Artem a annoncé sa décision pendant le dîner du dimanche, comme s’il parlait d’un simple changement de programme.
— Pour Noël, j’emmène Léa chez Inna, a-t-il dit. Elle a le droit de passer la fête avec sa vraie mère.
Je suis restée immobile, la cuillère à la main. Léa avait huit ans quand je l’avais rencontrée. Sa mère était partie refaire sa vie à l’étranger, et moi, j’avais été là pour les devoirs, les fièvres, les cauchemars, les spectacles d’école. Pendant six ans, cette enfant m’avait appelée “maman” quand personne ne l’entendait.

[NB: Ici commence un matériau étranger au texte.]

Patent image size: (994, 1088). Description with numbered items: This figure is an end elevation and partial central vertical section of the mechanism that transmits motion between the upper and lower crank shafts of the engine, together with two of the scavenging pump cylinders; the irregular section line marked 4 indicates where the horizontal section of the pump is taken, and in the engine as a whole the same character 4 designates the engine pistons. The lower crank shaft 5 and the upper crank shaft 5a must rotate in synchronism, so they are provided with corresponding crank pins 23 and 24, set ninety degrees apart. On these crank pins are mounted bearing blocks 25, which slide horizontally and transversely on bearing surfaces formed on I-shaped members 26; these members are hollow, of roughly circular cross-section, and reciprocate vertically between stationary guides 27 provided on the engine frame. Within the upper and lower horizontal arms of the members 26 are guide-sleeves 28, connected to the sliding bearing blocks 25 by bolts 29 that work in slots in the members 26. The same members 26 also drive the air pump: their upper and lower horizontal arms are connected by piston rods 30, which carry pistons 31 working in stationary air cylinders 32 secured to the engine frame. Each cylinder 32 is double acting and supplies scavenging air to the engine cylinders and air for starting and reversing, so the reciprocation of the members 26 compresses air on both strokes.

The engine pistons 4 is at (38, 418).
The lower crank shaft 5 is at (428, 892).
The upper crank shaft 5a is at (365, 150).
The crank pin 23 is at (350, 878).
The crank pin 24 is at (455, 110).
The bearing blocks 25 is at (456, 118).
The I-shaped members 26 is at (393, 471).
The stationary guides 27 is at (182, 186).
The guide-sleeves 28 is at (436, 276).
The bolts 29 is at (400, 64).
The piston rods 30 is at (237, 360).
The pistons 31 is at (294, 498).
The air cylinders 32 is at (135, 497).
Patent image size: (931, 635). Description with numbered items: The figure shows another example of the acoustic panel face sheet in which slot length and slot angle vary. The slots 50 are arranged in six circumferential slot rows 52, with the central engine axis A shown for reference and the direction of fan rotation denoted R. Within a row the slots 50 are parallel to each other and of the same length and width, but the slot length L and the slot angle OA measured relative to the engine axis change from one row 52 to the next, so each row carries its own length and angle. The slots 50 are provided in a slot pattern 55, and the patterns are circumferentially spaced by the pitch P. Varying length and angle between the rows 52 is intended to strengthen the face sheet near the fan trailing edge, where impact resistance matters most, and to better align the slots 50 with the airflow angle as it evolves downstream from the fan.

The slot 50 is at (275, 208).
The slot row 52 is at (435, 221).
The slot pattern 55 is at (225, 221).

— Artem, on avait promis de fêter Noël tous ensemble, ai-je répondu doucement.
Il a levé les yeux vers moi, agacé.
— Tu n’es pas sa mère légale, Maryana. Tu n’as pas ton mot à dire.
Sa mère et sa sœur ont baissé la tête. Sur l’écran du téléphone posé sur la table, Inna souriait en appel vidéo. Elle avait gagné sans même être dans la pièce.
Cette nuit-là, je n’ai pas crié. Je n’ai pas supplié. J’ai simplement compris que je m’étais oubliée trop longtemps.
Le lendemain, j’ai accepté la promotion que je refusais depuis des années pour “ne pas déranger la famille”. Puis j’ai signé les papiers du divorce et j’ai loué un petit appartement près de mon nouveau bureau.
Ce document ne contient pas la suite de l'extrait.